== Sample CUDA application for shared memory bank conflicts ==
Transposes a N x N square matrix of float elements in
global memory and generates an output matrix in global memory.

Defines two versions of CUDA kernel:
transposeCoalesced       : Coalesced global memory transpose with shared memory bank conflicts
transposeNoBankConflicts : Coalesced global memory transpose with reduced shared memory bank conflicts

Compiling the code:
==================
  > nvcc -lineinfo -gencode arch=compute_70,code=sm_70 -gencode arch=compute_72,code=sm_72 -gencode arch=compute_75,code=sm_75 -gencode arch=compute_80,code=sm_80 -gencode arch=compute_86,code=sm_86 -gencode arch=compute_87,code=sm_87  -gencode arch=compute_89,code=sm_89 sharedBankConflicts.cu -o sharedBankConflicts

Command line arguments (all are optional):
==========================================
1) <version of kernel to use> Integer value, If not specified uses 1.
          1: Use transposeCoalesced() kernel
          2: Use transposeNoBankConflicts() kernel

2) <N - Matrix size> Matrix size should be greater than or equal to tile size (TILE_DIM - defined in source file "sharedBankConflicts.cu")
                         and must be an integral multiple of tile size. 
                     Default value: DEFAULT_MATRIX_SIZE (defined in source file "sharedBankConflicts.cu")

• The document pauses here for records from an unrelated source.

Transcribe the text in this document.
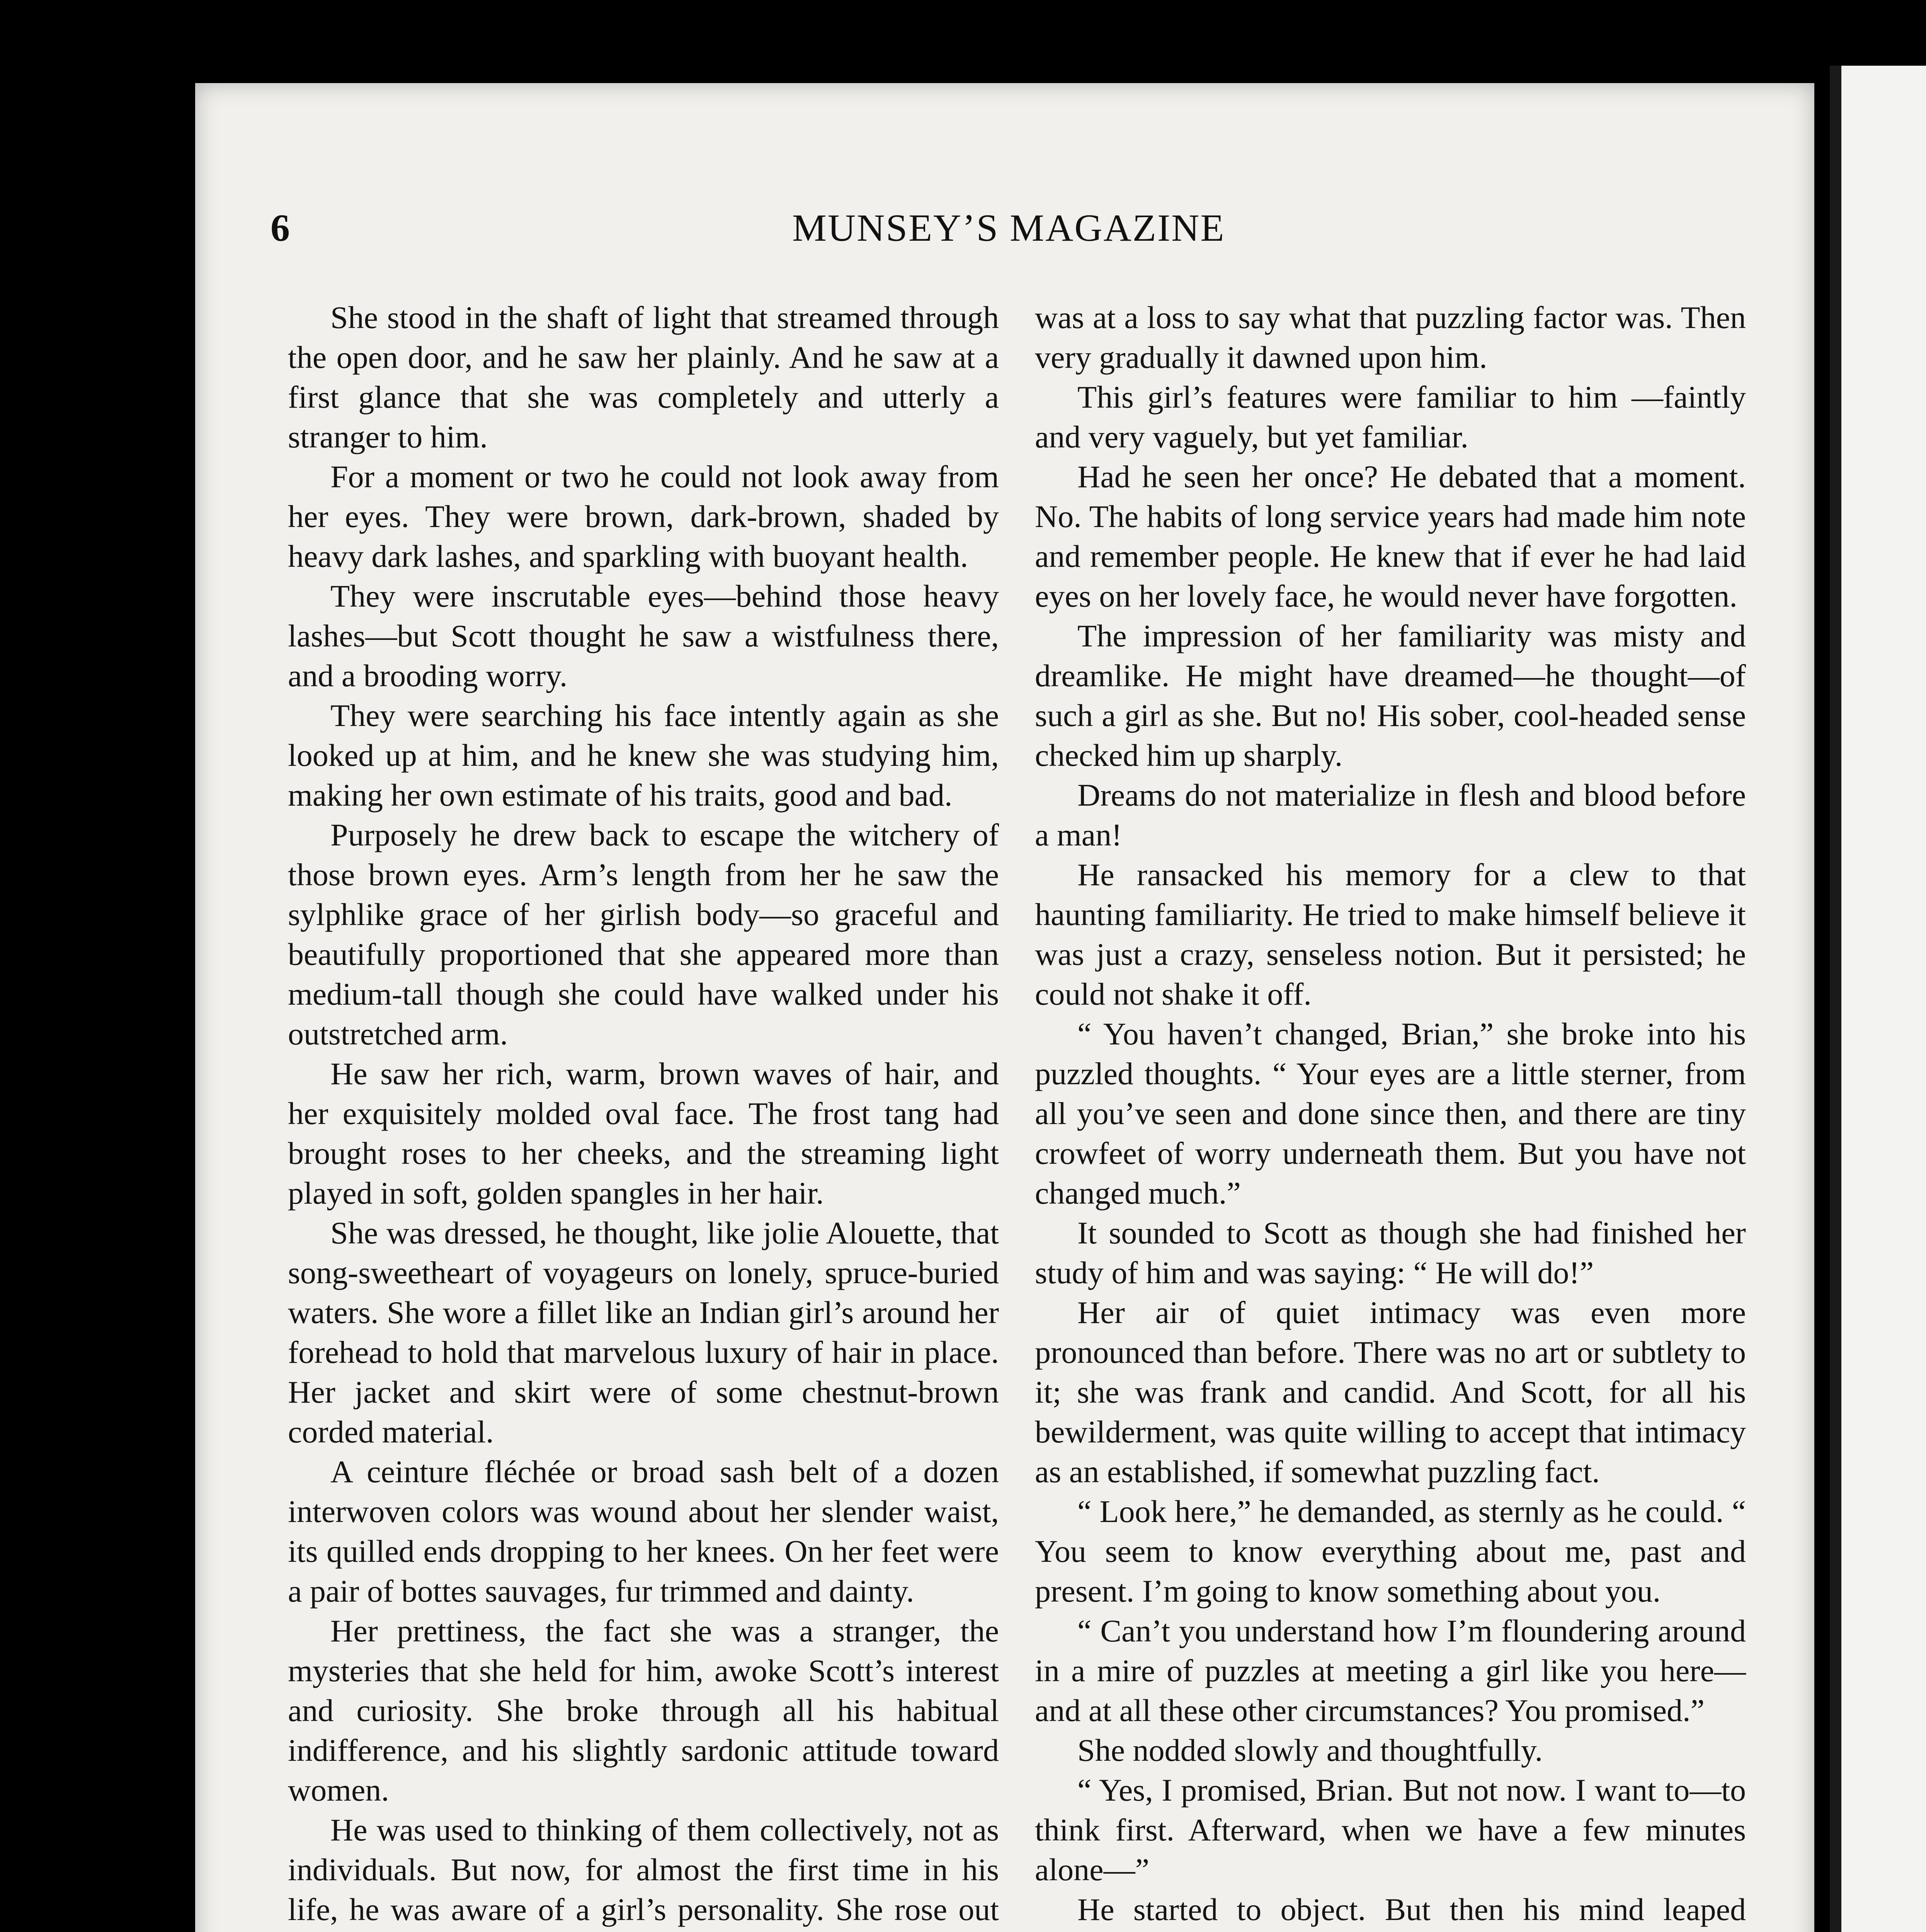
6	MUNSEY’S MAGAZINE

She stood in the shaft of light that streamed through the open door, and he saw her plainly. And he saw at a first glance that she was completely and utterly a stranger to him.

For a moment or two he could not look away from her eyes. They were brown, dark-brown, shaded by heavy dark lashes, and sparkling with buoyant health.

They were inscrutable eyes—behind those heavy lashes—but Scott thought he saw a wistfulness there, and a brooding worry.

They were searching his face intently again as she looked up at him, and he knew she was studying him, making her own estimate of his traits, good and bad.

Purposely he drew back to escape the witchery of those brown eyes. Arm’s length from her he saw the sylphlike grace of her girlish body—so graceful and beautifully proportioned that she appeared more than medium-tall though she could have walked under his outstretched arm.

He saw her rich, warm, brown waves of hair, and her exquisitely molded oval face. The frost tang had brought roses to her cheeks, and the streaming light played in soft, golden spangles in her hair.

She was dressed, he thought, like jolie Alouette, that song-sweetheart of voyageurs on lonely, spruce-buried waters. She wore a fillet like an Indian girl’s around her forehead to hold that marvelous luxury of hair in place. Her jacket and skirt were of some chestnut-brown corded material.

A ceinture fléchée or broad sash belt of a dozen interwoven colors was wound about her slender waist, its quilled ends dropping to her knees. On her feet were a pair of bottes sauvages, fur trimmed and dainty.

Her prettiness, the fact she was a stranger, the mysteries that she held for him, awoke Scott’s interest and curiosity. She broke through all his habitual indifference, and his slightly sardonic attitude toward women.

He was used to thinking of them collectively, not as individuals. But now, for almost the first time in his life, he was aware of a girl’s personality. She rose out

was at a loss to say what that puzzling factor was. Then very gradually it dawned upon him.

This girl’s features were familiar to him —faintly and very vaguely, but yet familiar.

Had he seen her once? He debated that a moment. No. The habits of long service years had made him note and remember people. He knew that if ever he had laid eyes on her lovely face, he would never have forgotten.

The impression of her familiarity was misty and dreamlike. He might have dreamed—he thought—of such a girl as she. But no! His sober, cool-headed sense checked him up sharply.

Dreams do not materialize in flesh and blood before a man!

He ransacked his memory for a clew to that haunting familiarity. He tried to make himself believe it was just a crazy, senseless notion. But it persisted; he could not shake it off.

“ You haven’t changed, Brian,” she broke into his puzzled thoughts. “ Your eyes are a little sterner, from all you’ve seen and done since then, and there are tiny crowfeet of worry underneath them. But you have not changed much.”

It sounded to Scott as though she had finished her study of him and was saying: “ He will do!”

Her air of quiet intimacy was even more pronounced than before. There was no art or subtlety to it; she was frank and candid. And Scott, for all his bewilderment, was quite willing to accept that intimacy as an established, if somewhat puzzling fact.

“ Look here,” he demanded, as sternly as he could. “ You seem to know everything about me, past and present. I’m going to know something about you.

“ Can’t you understand how I’m floundering around in a mire of puzzles at meeting a girl like you here—and at all these other circumstances? You promised.”

She nodded slowly and thoughtfully.

“ Yes, I promised, Brian. But not now. I want to—to think first. Afterward, when we have a few minutes alone—”

He started to object. But then his mind leaped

3) <cache config option> String value can be one of "none", "shared", "l1", "equal"
                         Default value: "none"
                         Refer the CUDA Runtime API cudaFuncSetCacheConfig() documentation for details of cache configuration.

Sample usage:
============
- Run with default arguments - transposeCoalesced() kernel and default value of N
  > ./sharedBankConflicts

- Run with the transposeNoBankConflicts() kernel and default value of N
  > ./sharedBankConflicts 2

 - Run with the transposeCoalesced() kernel and N=1024
  > ./sharedBankConflicts 1 1024

 - Run with the transposeNoBankConflicts() kernel with  N=1024 and cache config option "l1" (to prefer larger L1 cache and smaller shared memory)
  > ./sharedBankConflicts 2 1024 l1


Profiling the sample using Nsight Compute command line
======================================================
- Profile transposeCoalesced() - the  initial version of kernel
  > ncu --set full --import-source on  -o transposeCoalesced.ncu-rep ./sharedBankConflicts 1

- Profile transposeNoBankConflicts() - the  updated version of the kernel
  > ncu --set full --import-source on  -o transposeNoBankConflicts.ncu-rep ./sharedBankConflicts 2

The profiler report files for the sample are also provided and they can be opened in the 
Nsight Compute UI using the "File->Open" menu option.